PDT for non-small cell lung cancer (NSCLC) was first used in 1982 by Hayata and colleagues to achieve tumor necrosis and reopening of the airway.205 PDT for lung cancer is particularly useful for (i) patients with advanced disease where PDT is used as a palliation strategy206-208 and (ii) patients with early central lung cancer when patients are unable to undergo surgery.209-210 PDT is considered to be more specific and lesion-oriented compared to other available modalities, produces less collateral damage and therefore fewer complications. Indeed, a randomized trial of PDT versus Nd:YAG laser therapy for obstructing NSCLC lesions showed equal initial efficacy for these two treatments, with a longer duration of response for PDT.208 PDT + palliative radiation also appears to increase the time to bronchus re-occlusion when combined as compared to radiation alone.211-212
In patients with early stage lung cancer, PDT has been used to successfully treat patients for whom surgery is not feasible.
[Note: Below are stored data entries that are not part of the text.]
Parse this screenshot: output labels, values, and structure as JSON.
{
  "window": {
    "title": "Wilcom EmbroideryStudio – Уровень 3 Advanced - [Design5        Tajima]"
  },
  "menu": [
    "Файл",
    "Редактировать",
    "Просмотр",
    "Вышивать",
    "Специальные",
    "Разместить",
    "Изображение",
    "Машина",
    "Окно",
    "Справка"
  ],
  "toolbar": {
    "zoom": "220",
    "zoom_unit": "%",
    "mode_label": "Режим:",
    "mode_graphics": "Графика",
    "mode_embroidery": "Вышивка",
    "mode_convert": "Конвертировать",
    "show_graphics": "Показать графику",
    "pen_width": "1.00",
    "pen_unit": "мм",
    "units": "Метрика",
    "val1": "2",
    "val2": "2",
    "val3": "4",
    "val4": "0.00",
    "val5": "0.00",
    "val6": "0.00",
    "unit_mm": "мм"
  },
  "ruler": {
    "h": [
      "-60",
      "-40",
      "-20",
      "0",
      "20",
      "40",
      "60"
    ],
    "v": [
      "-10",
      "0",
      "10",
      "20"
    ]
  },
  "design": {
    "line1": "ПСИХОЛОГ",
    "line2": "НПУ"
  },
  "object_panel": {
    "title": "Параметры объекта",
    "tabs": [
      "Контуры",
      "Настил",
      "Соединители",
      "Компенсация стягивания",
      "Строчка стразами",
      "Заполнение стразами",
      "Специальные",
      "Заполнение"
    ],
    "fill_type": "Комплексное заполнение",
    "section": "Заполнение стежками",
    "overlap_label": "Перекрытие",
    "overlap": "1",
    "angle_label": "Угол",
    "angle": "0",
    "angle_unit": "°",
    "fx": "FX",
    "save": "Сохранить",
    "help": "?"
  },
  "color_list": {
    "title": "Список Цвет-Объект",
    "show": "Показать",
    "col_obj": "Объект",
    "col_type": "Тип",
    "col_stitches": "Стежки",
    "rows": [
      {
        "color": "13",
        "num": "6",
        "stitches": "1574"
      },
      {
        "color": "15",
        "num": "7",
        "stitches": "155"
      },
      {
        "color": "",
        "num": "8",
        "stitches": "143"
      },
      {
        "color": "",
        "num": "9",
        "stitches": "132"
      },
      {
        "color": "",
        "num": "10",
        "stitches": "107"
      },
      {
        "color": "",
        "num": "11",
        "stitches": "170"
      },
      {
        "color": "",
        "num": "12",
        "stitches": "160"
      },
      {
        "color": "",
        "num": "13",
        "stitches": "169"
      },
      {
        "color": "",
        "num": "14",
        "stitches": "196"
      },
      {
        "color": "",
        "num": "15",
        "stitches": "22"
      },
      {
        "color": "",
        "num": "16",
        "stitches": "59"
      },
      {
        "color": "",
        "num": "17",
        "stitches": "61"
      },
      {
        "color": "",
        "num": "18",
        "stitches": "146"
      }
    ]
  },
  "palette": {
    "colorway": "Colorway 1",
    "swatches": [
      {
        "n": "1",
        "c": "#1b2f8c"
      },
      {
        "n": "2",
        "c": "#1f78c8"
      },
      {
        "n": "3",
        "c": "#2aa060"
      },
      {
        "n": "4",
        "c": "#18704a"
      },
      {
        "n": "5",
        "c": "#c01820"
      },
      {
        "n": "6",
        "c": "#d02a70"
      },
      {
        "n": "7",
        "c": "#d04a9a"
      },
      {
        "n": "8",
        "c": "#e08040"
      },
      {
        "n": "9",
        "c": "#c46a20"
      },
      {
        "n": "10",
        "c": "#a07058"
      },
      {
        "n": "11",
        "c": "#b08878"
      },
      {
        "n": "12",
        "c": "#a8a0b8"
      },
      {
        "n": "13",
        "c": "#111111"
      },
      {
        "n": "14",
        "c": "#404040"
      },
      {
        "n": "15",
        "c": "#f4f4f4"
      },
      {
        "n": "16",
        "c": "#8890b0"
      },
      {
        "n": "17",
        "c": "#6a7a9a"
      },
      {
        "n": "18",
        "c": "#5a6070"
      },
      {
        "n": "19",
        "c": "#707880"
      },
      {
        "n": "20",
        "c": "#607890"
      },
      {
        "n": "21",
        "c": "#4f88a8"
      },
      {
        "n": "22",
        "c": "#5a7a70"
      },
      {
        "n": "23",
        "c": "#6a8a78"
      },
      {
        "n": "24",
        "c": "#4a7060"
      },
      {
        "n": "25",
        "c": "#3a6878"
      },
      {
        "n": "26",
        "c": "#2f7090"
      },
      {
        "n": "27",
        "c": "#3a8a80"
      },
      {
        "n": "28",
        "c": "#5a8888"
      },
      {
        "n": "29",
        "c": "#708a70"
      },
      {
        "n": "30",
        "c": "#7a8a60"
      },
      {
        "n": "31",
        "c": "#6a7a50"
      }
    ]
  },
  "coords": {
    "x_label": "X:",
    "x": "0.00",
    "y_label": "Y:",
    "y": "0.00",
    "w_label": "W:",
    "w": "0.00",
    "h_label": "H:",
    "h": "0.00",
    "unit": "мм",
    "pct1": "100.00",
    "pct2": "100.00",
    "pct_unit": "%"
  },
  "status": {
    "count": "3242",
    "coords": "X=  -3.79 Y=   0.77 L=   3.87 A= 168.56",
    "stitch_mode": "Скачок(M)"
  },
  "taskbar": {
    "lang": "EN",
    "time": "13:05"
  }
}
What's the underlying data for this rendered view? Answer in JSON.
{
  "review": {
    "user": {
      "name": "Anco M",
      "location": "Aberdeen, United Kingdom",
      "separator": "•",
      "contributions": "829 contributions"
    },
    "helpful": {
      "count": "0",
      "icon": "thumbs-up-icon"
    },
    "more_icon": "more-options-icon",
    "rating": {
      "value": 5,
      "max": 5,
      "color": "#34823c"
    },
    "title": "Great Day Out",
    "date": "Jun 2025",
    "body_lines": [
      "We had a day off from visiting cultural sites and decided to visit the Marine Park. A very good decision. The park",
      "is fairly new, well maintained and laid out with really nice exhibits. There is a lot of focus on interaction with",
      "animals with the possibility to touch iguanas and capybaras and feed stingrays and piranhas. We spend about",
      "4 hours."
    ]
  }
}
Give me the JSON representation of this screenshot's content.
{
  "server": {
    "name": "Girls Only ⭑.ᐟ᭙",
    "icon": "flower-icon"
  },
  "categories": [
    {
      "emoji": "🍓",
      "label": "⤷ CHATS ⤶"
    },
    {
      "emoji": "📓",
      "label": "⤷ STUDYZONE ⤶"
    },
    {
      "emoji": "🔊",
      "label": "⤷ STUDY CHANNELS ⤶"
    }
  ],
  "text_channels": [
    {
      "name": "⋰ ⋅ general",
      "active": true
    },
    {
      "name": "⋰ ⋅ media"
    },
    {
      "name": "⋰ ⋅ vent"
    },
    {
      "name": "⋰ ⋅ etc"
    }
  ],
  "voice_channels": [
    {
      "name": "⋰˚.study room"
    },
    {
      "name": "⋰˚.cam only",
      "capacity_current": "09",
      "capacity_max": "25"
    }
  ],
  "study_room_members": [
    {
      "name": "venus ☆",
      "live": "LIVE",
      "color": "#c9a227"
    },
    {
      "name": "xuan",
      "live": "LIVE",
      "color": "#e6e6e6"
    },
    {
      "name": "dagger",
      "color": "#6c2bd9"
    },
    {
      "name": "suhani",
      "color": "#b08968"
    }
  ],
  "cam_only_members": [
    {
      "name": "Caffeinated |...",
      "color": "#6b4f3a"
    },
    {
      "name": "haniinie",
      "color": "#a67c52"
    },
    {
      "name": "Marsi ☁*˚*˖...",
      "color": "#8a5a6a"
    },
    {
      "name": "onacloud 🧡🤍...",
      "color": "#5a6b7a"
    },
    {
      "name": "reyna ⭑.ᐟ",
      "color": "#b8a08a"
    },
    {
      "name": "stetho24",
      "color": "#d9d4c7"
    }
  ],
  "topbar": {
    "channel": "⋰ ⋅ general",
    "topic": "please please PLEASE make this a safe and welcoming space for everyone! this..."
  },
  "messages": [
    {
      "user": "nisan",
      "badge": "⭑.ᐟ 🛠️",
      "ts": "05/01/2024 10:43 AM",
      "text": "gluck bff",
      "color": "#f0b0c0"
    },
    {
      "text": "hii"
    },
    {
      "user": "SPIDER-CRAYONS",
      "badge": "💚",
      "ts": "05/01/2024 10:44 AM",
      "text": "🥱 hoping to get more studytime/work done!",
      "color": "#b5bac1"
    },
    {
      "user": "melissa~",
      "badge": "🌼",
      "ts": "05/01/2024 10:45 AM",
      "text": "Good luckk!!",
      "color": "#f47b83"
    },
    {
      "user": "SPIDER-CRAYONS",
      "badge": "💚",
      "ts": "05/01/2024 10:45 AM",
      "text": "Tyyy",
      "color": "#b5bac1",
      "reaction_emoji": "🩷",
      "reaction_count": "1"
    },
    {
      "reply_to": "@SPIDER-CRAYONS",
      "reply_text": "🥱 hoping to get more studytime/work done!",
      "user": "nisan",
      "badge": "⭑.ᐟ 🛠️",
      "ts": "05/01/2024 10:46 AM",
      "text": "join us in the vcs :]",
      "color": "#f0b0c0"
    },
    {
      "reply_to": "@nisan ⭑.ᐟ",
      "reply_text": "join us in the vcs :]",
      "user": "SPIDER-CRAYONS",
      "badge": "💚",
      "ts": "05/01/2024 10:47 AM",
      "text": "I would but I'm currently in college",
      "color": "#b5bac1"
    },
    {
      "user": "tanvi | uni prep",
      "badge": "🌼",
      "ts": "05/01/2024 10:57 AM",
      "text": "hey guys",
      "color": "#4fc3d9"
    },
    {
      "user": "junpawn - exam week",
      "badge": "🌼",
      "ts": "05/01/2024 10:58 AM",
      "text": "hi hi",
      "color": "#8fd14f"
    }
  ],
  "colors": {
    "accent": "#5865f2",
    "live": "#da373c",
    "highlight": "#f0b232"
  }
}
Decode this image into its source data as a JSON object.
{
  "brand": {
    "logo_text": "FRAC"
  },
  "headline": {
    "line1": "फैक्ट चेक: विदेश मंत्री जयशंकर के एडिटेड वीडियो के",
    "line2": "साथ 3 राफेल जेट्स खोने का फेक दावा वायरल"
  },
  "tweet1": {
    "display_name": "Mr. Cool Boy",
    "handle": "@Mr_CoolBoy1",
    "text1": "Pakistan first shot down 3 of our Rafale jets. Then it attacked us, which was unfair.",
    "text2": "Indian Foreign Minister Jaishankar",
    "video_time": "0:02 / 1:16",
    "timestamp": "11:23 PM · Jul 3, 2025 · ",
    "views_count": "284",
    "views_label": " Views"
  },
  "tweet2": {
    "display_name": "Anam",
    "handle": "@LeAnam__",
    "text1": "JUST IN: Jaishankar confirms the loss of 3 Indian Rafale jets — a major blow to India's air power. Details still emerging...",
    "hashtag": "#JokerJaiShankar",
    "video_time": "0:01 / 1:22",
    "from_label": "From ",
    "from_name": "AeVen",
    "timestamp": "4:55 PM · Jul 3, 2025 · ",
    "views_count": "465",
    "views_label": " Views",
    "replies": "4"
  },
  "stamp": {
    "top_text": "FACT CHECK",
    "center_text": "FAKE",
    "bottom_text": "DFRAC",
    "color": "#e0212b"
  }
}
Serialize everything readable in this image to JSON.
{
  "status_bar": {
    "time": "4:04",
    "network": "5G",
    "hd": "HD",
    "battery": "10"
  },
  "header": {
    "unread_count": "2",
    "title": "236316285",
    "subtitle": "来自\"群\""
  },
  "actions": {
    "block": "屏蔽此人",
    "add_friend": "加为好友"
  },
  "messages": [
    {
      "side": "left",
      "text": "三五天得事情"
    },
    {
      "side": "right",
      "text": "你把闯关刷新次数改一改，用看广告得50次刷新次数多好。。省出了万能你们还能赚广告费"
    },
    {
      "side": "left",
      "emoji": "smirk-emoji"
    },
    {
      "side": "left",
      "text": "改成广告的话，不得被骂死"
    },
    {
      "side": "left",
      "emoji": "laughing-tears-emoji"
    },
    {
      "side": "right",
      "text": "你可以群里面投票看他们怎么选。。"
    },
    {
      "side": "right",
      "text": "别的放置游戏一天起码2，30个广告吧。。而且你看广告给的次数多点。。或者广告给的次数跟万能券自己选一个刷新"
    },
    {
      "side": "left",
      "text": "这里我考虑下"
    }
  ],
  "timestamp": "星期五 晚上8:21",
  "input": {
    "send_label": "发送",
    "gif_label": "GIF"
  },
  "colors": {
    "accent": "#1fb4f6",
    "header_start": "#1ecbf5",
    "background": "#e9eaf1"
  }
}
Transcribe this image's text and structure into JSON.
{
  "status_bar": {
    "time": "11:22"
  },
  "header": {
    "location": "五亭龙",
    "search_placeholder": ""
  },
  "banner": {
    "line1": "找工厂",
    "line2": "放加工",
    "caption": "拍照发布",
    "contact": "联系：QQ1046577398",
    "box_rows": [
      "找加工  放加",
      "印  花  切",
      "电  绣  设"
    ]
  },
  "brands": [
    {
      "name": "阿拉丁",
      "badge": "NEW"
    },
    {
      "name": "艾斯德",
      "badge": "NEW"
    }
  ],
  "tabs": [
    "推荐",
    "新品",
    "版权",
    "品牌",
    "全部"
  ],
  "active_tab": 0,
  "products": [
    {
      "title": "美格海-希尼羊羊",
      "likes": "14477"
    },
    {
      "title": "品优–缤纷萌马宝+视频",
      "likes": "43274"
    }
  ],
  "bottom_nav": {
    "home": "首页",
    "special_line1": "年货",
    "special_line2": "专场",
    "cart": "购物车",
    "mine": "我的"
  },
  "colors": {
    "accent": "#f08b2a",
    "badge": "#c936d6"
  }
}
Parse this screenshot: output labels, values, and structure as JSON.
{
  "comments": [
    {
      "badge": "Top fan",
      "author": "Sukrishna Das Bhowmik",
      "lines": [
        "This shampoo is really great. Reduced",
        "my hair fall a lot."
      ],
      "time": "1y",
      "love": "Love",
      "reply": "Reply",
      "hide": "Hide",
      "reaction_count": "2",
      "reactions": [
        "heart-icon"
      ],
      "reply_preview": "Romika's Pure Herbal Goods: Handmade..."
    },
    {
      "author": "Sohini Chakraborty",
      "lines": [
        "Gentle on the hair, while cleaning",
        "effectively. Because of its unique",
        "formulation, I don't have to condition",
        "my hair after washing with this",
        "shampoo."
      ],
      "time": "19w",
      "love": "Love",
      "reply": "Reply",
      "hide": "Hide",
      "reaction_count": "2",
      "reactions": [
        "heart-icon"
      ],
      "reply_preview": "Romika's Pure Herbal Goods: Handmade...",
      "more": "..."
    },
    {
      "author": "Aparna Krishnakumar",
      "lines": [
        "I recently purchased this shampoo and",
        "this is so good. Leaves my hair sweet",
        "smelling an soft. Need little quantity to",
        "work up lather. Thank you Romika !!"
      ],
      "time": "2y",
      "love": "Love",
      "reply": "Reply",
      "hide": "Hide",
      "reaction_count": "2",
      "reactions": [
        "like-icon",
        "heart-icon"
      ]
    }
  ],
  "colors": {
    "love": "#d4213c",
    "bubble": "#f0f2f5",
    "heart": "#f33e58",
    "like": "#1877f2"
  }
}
In one phase II study, 54 patients with 64 lung carcinoma lesions underwent Photofrin-mediated PDT and showed an 85% complete response rate with a 6.5% local failure rate at 20.2 months.210 Other studies have supported these excellent results, with complete response rates averaging 73% in studies totaling 359 patients.211,213-214 For radiographically occult lung cancers, results are equally good, with one typical study showing a complete response rate of 94% with 80% local control at 5 years.215 Second generation photosensitizers have also been used in early stage lung cancer treatment. Recently Usuda et al.216 reported a series of seventy cancer lesions < or =1.0 cm in diameter and 21 lesions >1.0 cm in diameter treated with NPe6-PDT. The complete response rates were 94.0% (66 of 70) and 90.4% (19 of 21), respectively. NPe6-PDT was capable of destroying the residual cancer lesions observed after the mass of large tumors had been reduced by electrocautery. Another report217 described the results of 529 PDT procedures performed on 133 patients that presented with non-small cell lung cancer (89 patients), metastatic airway lesions (31 patients), small cell lung cancer (4 patients), benign tumors (7 patients), and other (unspecified) lung conditions (2 patients). The lesions were most commonly located in the main stem bronchi (71 patients). Most patients received two treatments during a 3-day hospitalization and returned in 2 weeks for two more PDTs. The authors concluded that PDT can be safely and effectively used in the described setting leading to improved dyspnea in selected patients. Small number of randomized clinical trials in NSCLC and insufficient reporting on study methods and treatment outcomes do not enable to draw firm conclusions on PDT efficacy and safety. PDT remains a very promising therapeutic approach in the treatment of NSCLC.
NSCLC with pleural spread is incurable with standard treatment modalities such as surgery, chemotherapy or ionizing radiotherapy and median survival rates in these patients typically range from 6 to 9 months. Surgery alone has been unsuccessful in obtaining local control and does not extend survival beyond palliative chemotherapy, which remains the standard of care for treatment of this disease. Based on promising phase I results, a pilot phase II trial of Photofrin-mediated PDT was performed to investigate the efficacy of combined surgery and PDT for patients with either recurrent or primary NSCLC with pleural spread, the majority of whom had N2 nodal involvement and bulky pleural disease.101,218 In this study, local control of pleural disease at 6 months was achieved in 11 of 15 (73%) of evaluable patients and median overall survival for all 22 patients was 21.7 months. These results are highly encouraging in this population of patients and suggest that additional investigation in this area is warranted.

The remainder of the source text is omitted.